Also known as: 90 degree pull hold, 90 deg pull hold, 90-degree isometric pull, 90 degree chin hold, isometric pull hold

What is Pull Up 90 Degree Hold?

The Pull Up 90 Degree Hold is an isometric pull-up variation where you hold your chin at elbow-level with arms bent to 90 degrees. It targets the back, shoulders, triceps and forearms, building static pulling strength and grip. Difficulty: medium - ideal for intermediate trainees improving pull strength.


How to Do Pull Up 90 Degree Hold

  1. Grip the bar: Grab the pull-up bar with a slightly wider-than-shoulder grip, thumbs wrapped. Hang tall with shoulders down and core braced to stabilize the body.
  2. Engage scapula: Before pulling, retract and depress your scapula to remove slack. This protects the shoulders and sets a stable base for the 90-degree hold.
  3. Pull to 90°: Drive your elbows down and back, pulling until your forearms are roughly parallel to the floor and elbows at 90 degrees. Avoid kipping.
  4. Hold and breathe: Maintain neutral neck, tightened core, and steady breathing while holding for the set time. Keep shoulders engaged and avoid shrugging or flaring elbows.
  5. Lower controlled: Slowly lower yourself back to full hang over 2-4 seconds, maintaining control. Reset scapula and rest before repeating to protect joints and aid recovery.

Muscle Groups

Triceps, Shoulders, Forearm, Back


Description

Start in a regular pull-up position. Grab the bar with your arms a bit wider than your shoulders.

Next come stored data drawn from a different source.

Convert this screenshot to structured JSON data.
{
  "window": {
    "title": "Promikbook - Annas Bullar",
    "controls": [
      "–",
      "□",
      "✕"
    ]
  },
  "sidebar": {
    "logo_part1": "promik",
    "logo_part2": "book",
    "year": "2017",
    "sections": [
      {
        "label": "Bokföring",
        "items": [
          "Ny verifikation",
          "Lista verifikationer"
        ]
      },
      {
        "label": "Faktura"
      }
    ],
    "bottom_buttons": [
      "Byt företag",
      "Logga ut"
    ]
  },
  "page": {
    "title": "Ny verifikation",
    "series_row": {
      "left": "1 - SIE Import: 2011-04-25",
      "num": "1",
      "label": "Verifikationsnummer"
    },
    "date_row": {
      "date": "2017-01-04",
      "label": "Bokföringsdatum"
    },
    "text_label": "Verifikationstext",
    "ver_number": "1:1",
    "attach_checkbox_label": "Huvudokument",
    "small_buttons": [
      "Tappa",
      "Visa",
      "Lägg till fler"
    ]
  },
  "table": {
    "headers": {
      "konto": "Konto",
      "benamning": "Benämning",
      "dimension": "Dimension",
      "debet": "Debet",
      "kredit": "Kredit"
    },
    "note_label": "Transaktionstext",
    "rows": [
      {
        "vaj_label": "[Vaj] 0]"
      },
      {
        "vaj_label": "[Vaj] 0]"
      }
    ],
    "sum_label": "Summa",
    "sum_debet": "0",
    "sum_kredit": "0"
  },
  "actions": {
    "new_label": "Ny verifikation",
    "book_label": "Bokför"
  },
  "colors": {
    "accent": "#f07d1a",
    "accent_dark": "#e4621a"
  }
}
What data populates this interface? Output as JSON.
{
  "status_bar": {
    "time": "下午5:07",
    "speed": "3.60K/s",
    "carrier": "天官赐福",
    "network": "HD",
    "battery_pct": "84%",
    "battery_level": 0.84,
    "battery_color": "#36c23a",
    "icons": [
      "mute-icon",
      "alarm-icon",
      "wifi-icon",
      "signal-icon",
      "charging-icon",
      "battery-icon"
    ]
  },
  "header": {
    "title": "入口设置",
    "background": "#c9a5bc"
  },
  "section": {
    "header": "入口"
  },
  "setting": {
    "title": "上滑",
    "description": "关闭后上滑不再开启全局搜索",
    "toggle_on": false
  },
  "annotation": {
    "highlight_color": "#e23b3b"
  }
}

Pull up till your arms are bent to 90 degrees. Hold yourself at this position for required time.

Lower yourself back to the starting position.
Movement Group: Pull
Equipment: Pull-Up Bar

Progressions and Regressions

None


Frequently Asked Questions

What are the benefits of the Pull Up 90 Degree Hold?

The hold builds static pulling strength, improves scapular control, and increases grip endurance. It reinforces mid-range strength useful for weighted pull-ups and reduces injury risk by training shoulder stability and core tension.

What are common mistakes when doing this exercise?

Common errors include using momentum (kipping), shrugged shoulders, flared elbows, hollow or overarched core, and holding beyond safe fatigue. These reduce effectiveness and raise injury risk — focus on scapular set and controlled breathing.

How can I progress to or regress from this exercise?

Regress with band-assisted holds, box-supported holds, or shorter hold times. Progress by increasing hold time, adding slow negatives, weighted holds, or performing multiple sets for volume once form and shoulder stability are solid.